La scrittura magnetica di Antonella Lattanzi

Detta così, con due ragazzine che crescono fino ai giorni nostri, sembrerebbe un bel romanzo di formazione e di amicizia, tra memorie scolastiche e prime bollenti delusioni, tra emozioni primigenie che introducono alla vita e assolute inebrianti scoperte dell’amore e del sesso, davanti alle rive pugliesi adriatiche e alle periferie sempre uguali nel tempo di Bari.

Sì, tutto questo c’è. Ma siamo solo a metà. Il resto è puro terrore. Chiara e Marianna sanno dal loro primo incontro, per un istinto animale, di essere diverse da tutti gli altri. Nelle loro famiglie, in maniera molto diversa, aleggia violenza e angoscia, schizza sangue a fiumi, si contorcono corpi viola di lividi, mentre bambine dalle dignità calpestate cercano di imparare l’arte della sopravvivenza e della gioia: perché non può finire tutto così.

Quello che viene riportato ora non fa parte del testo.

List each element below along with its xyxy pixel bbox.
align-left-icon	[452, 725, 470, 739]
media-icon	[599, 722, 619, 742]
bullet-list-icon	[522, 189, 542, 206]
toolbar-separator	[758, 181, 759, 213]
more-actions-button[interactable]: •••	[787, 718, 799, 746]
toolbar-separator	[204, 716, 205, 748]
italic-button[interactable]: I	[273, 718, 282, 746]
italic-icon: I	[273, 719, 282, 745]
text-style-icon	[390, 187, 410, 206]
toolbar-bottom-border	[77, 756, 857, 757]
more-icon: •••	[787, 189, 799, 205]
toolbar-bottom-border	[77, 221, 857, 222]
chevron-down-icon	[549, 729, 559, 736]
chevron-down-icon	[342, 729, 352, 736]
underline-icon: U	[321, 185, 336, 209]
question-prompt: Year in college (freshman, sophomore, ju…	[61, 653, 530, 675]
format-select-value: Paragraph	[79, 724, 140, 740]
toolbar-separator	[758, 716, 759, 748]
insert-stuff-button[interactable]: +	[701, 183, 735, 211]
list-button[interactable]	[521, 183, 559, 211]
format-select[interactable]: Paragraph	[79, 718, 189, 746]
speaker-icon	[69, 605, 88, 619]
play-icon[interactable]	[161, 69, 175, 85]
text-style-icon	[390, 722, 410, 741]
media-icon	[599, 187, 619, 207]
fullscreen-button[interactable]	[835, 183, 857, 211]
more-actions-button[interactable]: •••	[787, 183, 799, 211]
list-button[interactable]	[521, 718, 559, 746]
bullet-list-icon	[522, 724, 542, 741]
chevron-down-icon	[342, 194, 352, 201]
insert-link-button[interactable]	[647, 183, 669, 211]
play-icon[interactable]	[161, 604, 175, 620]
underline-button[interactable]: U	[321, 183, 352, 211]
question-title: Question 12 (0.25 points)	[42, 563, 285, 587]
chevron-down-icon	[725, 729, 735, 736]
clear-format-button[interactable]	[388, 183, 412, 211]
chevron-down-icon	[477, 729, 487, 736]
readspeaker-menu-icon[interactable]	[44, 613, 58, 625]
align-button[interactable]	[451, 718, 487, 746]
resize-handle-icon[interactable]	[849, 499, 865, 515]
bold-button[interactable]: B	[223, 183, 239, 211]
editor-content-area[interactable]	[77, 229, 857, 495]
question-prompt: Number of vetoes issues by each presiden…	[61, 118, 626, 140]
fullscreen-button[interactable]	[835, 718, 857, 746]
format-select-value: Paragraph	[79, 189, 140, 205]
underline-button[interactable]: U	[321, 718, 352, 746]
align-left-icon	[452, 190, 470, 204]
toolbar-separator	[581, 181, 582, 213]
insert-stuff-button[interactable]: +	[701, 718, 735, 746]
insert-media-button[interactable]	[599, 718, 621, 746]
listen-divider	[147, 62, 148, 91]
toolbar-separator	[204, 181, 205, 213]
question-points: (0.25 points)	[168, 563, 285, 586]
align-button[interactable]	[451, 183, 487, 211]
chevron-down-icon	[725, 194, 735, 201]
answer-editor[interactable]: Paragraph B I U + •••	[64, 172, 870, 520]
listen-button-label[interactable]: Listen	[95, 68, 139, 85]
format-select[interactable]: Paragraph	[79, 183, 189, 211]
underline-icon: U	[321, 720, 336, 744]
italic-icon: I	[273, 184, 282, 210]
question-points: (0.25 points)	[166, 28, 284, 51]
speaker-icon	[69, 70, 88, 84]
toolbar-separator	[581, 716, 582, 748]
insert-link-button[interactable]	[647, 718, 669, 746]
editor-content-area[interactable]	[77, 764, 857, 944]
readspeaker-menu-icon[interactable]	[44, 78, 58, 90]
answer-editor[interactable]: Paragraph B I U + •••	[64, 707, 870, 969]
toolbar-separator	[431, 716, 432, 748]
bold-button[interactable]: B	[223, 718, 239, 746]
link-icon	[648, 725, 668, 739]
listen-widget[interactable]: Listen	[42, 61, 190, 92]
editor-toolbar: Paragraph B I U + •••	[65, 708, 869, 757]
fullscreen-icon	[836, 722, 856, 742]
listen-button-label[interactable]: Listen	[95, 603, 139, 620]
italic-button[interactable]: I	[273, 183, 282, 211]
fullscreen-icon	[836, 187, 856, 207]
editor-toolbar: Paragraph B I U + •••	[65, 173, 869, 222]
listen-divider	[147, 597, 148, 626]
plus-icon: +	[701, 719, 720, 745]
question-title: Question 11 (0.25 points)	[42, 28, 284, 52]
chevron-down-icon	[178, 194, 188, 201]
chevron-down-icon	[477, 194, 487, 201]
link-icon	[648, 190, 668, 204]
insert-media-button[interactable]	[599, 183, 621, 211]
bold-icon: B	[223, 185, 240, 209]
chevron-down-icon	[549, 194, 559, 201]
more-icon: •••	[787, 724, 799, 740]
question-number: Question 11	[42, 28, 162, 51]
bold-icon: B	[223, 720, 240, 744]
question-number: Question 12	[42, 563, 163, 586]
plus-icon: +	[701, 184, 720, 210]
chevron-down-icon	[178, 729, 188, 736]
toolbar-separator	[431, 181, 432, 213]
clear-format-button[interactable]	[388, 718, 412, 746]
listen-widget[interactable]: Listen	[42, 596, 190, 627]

Non diremo i dettagli, ma va chiarito subito: non si parla di pedofilia, non ci sono qui abusi di tipo sessuale. E anche, diciamo così, per una certa “particolarità” del terrore raccontato il romanzo di Antonella Lattanzi si fa leggere tutto d’un fiato. Anche quando il fiato te lo toglie. La banalità del male (ci aiuta la geniale Arendt) ha forme terribili, scava fenditure taglienti che scorrono tra inimmaginabili palcoscenici familiari. Crea mutilazioni che segnano cuori e pelle. Affetti amputati destinati a replicare schemi di durezza, contro se stessi e gli altri. “Perché noi dovevamo stare attente a valutare i mutamenti dell’energia, l’andamento delle voci dei nostri genitori…”: per evitare il più possibile “le conseguenze”.

Marianna e Chiara riconoscono nella difformità di due stili familiari opposti (medio alto borghese il primo e popolare il secondo) madri sottili come ombre fragili e amati padri potenti che spesso mostrano il volto di un dio cattivo, un mostro da nascondere al mondo. E la madre vittima che non riesce a salvarti finisce per essere meno amata e meno “vista” rispetto al padre, per una sorta di dedizione che porta al compiacimento del genitore più aggressivo. Un modo per salvarsi forse, provando a gestire il male.

Come a chi, abituato a sentirlo “dentro”, tocca imparare a stare senza il mare, così si impara a vivere senza una famiglia decente. Senza una routine nutriente che fa da nido. Però le cicatrici figliano male.

Finché le due ragazze ci sono l’una per l’altra esisterà sempre un altro loro mondo. Ma un giorno quel “saremo insieme per sempre” si sa come finisce… O forse no. “Il maglione di lana della mia vita con Chiara, di tanto in tanto, si è bucato. Il foro di una sigaretta che brucia la lana, un gancio che si attacca al maglione e lo sfila, il foro di un proiettile, il foro di un dolore, o di un chiarore”. Letteraria e contemporanea, la scrittura di Lattanzi ingoia il lettore. Nessuno si salva qui. Di soppiatto, con una potenza in odore di catarsi da tragedia greca, ti trascina dentro.

“Bari invece non era mai cresciuta da quel punto di vista, la casa del padre periferia era e periferia rimaneva”: la città pugliese è una sentita presenza che cadenza la storia, dagli anni Novanta ad oggi. I ragazzi con i motorini sul lungomare mentre le onde ruggiscono in sincrono con i loro cuori esplosivi e acerbi, il vento di sale che scuote le esistenze, la stazione con le aiuole con l’acqua intermittente che ti sveglia se dormi per terra, magari dopo troppe Roipnol. E quella odiosa sacrosanta ansia provinciale del “non mostrare, non dire”…ansia che poi ti fa andare via.